The poetics of passions (chap. 6) looks at three inter-related themes: Stoic theories on style, the relation of Senecan drama to epic and how the audience was meant to re-act to a play (or, perhaps, the degree in which an attempt was made to guide its reception). The lack of a coherent Stoic essay on style has long been noted, and one must be extremely cautious in citing the Platonist Plutarch, as he is hardly an unbiased witness. Evidence for Seneca is therefore best culled from Seneca’s essays and letters, which Schiesaro does admirably. This leads into the audience reception, where there are hardly any surprises, but the discussion which needs to be addressed is not how Seneca wished the audience to react and how he managed to do it, but rather who he envisioned his audience to be. For the classical Athenian stage this audience has long been identified. For Seneca, the answer is more complex as he apparently recognized the probable general audience yet clearly had in mind a “philosophical” audience of proficientes — letter 86 makes it clear that he considered the proper audience of drama to be philosophers. As for epic, Schiesaro finds Seneca to be in “continuous, even obsessive, confrontation” (223) with his models. He then sets up, and partially tears down, a Brechtian polarity between epic and drama. A fascinating synthesis with much to recommend it. Horace Ars poetica and Quintilian might suggest the walls between genres were extremely porous, with the primary distinction between genres being metrical rather than stylistic or content. From that source then proceed the distinctions in Longinus and other authors, which Schiesaro integrates into his discussion.
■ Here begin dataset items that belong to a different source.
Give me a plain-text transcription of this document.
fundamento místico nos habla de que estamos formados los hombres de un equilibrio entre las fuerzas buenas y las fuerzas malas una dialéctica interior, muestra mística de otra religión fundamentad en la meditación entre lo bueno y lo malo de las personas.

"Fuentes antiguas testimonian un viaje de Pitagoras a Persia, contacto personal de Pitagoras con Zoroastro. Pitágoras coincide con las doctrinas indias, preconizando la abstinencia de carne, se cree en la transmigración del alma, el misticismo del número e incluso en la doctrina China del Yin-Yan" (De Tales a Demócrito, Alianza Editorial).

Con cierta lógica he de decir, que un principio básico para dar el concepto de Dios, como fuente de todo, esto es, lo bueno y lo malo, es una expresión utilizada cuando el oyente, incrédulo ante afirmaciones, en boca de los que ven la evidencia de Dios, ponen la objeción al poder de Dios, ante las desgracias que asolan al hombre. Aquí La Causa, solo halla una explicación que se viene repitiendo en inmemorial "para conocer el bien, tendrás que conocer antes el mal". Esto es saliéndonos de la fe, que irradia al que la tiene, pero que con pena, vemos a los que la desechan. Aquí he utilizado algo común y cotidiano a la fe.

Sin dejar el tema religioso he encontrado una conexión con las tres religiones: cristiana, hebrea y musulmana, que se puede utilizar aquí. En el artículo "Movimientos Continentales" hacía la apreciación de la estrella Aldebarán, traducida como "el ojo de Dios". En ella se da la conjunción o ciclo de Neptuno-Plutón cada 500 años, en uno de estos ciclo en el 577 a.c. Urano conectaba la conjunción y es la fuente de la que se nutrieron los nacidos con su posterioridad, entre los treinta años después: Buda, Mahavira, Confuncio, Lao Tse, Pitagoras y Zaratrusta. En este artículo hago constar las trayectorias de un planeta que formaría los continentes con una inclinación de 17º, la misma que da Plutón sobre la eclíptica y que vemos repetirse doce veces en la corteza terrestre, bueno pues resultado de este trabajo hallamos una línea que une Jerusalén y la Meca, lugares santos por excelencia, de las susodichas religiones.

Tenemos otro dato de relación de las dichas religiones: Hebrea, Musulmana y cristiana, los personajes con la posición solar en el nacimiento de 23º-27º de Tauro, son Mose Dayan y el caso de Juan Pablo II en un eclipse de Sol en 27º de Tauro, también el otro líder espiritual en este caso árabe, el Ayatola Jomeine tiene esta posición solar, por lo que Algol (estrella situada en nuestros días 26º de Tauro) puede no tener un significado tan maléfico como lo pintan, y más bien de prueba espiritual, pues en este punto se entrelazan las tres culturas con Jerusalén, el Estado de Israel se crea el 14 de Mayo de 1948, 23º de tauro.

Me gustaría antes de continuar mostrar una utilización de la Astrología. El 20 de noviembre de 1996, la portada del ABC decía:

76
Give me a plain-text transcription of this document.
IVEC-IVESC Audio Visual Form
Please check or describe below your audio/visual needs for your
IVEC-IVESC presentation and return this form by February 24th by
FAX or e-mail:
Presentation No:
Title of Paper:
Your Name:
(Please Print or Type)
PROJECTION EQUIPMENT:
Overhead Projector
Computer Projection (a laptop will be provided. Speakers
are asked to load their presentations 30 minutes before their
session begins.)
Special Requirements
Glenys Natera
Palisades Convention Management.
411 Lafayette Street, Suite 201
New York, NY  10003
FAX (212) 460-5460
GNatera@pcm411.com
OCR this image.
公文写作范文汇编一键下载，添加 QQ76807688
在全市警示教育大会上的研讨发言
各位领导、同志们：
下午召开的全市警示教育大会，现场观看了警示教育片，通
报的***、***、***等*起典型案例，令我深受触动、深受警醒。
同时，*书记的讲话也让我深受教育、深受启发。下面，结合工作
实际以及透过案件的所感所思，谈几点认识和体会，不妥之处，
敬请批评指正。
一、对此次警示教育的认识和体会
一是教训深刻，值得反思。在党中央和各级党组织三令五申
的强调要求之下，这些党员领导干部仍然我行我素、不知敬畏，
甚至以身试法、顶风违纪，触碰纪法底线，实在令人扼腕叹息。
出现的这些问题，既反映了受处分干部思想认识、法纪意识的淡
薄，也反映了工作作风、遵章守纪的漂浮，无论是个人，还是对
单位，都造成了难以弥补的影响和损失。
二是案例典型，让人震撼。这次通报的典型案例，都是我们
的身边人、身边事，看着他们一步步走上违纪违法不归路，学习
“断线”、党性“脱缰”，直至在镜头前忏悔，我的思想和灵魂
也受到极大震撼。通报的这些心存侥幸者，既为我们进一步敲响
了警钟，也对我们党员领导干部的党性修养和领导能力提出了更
In summary, Schiesaro argues persuasively, and I believe correctly, that Seneca was interested in how passions work and not in advocating or refuting any particular Stoic doctrines through his plays. This leaves plays which in moral terms must be ambiguous and ambivalent and which ask the audience on its own and at its leisure to examine its own feelings and assumptions. Seeking psychagogic revelation in Seneca’s plays is asking more than the plays can deliver, or wished to. As a negative example of behaviour to avoid, the Thyestes is pointless as few, if any of us, has seriously contemplated serving an incestuous cannibalistic banquet; this is one way in which Seneca’s plays are very distinct from the comprehensive plan of Plutarch’s Lives. It is observable that in Seneca’s plays evil does win, and, when evil is conquered, it is generally defeated by one even worse. Tacitus was aware of this lesson when meditating on how to remove Tigellinus. Seneca got there first by devising drama which was first and foremost human and thus rang more true, or, to put it better in Seneca’s own words (Epistle 29.1), quoted by Schiesaro (252): verum … nulli … nisi audituro dicendum est.